There’s no shortage of consulting advice and press clippings that will state the importance of actionable data for companies as a selling, operational and marketing strategy. Big data, it used to be called. But there’s a new data revolution underway and this one is on the consumer side, as financial data aggregators are very much in the news.
The latest developments come from Mastercard. Last week, the Department of Justice gave the green light to Mastercard’s $825 million acquisition of data aggregator Finicity. Finicity bills itself as an open banking platform, and while that is certainly an attraction as the concept takes hold in the US, for now Finicity is an important portal through which consumers can achieve transparency with their bank as well as plan their current and future financial state. It is an open banking platform on one level and it also is a data management platform for consumers on another. As consumer-permissioned data sharing continues to grow, data aggregators become crucial allies for banks and credit card companies.
Craig Vosburg, Mastercard’s president, North America, told Karen Webster in a recent conversation that the deal will better enable people to access and control their data.
“There’s an important role to be played for a trusted intermediary to facilitate that exchange of consumer data in a responsible way that helps encourage innovation,” Vosburg told Webster
The deal will also give rise to strategic collaborations between traditional financial institutions and tech-nimble FinTechs. The end result: Innovation that benefits all stakeholders — banks, digital-first firms (and digital-only ones) and consumers alike.
Vosburg said the movement toward such innovation starts with the data, but doesn’t necessarily end with the payment. Rather, there’s a significant greenfield opportunity to develop new use cases for everyday financial life.
Open banking allows third-party apps and companies to access consumers’ account-level and other financial data (with the express permission of the customers). It is the law in the European Union and is inching toward adoption in the U.S. Vosburg is looking beyond open banking as a concept and said that open banking in general — and the Finicity acquisition specifically — can be viewed as a “new rail in our network of rails. That’s a rail for data and the exchange of data in the right ways, with the right levels of security [and] with the right levels of consumer consent.”
He said the concept of an added rail can bring different stakeholders together to meet consumers’ evolving needs. Those needs will most easily be met by innovative, digital-first firms working with incumbent big banks that want to improve underwriting, broaden wealth management offerings and cement relationships with end consumers, Vosburg said.
Exactly how consumer data gets accessed and maintained has been a source of some controversy, especially around the concept of screen-scraping, which has been a method used by aggregators to access data, but which has more recently pivoted to application programming interfaces (APIs). Vosburg said the correct way to move toward open banking is through APIs, where link-ups with Finicity touch 50 percent of U.S. bank accounts. He said allowing consumer consent to effectively control data access is the right approach to data security.
That’s better than using log-in credentials that are enablers of scraping. Vosburg said those present “obvious targets” for cybercriminals, which can present a burden on bank infrastructure and back offices.

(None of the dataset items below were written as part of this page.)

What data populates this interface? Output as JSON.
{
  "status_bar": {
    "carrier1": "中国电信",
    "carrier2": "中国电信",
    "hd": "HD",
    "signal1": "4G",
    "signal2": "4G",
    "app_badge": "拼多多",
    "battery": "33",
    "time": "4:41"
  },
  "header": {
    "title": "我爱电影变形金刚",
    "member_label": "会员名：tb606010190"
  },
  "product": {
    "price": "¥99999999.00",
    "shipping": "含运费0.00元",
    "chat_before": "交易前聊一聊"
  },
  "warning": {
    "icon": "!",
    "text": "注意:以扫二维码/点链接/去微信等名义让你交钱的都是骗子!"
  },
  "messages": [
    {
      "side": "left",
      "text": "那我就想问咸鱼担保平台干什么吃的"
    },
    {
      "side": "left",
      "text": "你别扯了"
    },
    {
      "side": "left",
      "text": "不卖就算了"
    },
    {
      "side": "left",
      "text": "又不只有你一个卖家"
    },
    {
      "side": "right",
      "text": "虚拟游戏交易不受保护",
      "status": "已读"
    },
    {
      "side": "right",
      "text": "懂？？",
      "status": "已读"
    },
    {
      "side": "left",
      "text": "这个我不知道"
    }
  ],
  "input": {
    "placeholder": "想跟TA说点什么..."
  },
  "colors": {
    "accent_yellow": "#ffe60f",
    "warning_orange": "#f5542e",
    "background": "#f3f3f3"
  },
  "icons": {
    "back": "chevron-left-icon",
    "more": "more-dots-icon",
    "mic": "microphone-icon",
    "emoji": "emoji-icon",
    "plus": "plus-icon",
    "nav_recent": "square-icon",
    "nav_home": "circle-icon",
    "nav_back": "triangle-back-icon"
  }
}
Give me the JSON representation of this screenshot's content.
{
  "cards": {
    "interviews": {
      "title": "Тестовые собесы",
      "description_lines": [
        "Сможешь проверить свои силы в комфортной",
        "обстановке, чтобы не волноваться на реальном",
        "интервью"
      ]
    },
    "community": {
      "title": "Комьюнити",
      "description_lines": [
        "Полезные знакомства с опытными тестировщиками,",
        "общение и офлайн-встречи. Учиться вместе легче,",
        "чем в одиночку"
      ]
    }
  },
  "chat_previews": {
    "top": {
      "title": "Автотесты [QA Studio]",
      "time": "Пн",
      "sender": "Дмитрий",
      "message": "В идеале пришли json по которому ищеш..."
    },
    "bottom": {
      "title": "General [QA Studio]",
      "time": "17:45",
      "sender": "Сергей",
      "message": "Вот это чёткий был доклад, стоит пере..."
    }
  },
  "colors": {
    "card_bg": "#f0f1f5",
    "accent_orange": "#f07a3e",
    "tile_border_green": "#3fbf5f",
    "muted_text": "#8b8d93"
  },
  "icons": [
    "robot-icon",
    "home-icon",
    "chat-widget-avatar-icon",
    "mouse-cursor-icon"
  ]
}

He said the collaborative approach across a wide spectrum of users means that data providers are “willing and complicit, and in agreement on what data is being shared.” Vosburg added that benefits accrue to banks that not only connect with Finicity to provide consumer-level data, but also consume the same data to expand, improve on and even craft new business lines and boost financial inclusion.
He said that with the addition of Finicity, Mastercard will continue to work with a nonprofit organization known as the Financial Data Exchange (FDX). FDX’s stated goal is to unify the financial sector around standardized data-sharing efforts given markets’ growing enthusiasm for open banking.
“It’s important for the industry and for the full breadth of stakeholders to collectively work towards an approach that is responsible and can be executed well,” Vosburg said.
He argued that data sharing is also an area that the U.S. Consumer Finance Protection Bureau (CFPB) will eventually look at as well. “It’s on their docket,” Vosburg said. “I don’t believe they’ve gotten to it yet, but they will.”
For now, Vosburg said some level of education is in order.
In some cases, consumers might not understand what they’ve given a third party permission to do. And the conventional wisdom that banks lose out to FinTechs or that open banking is a zero-sum game is simply not true, Vosburg said. Rather, many banks are becoming more strategic with digital efforts and can leverage their deep relationships and resources to find new revenue streams amid the trend toward open banking.
Looking at the roadmap ahead for open banking, Vosburg noted that the initial use cases might focus on traditional offerings across credit, personal financial management and aggregated account data. That will speed and streamline everything from account openings to onboarding to the creation of digital wallets.
Vosburg added that where financial, asset-level and transactional information can be gathered and presented with ease, firms across any number of verticals can benefit. He pointed to bill payments and identity verification as examples.
“We haven’t even begun to think of all of the potential applications for open banking,” Vosburg said.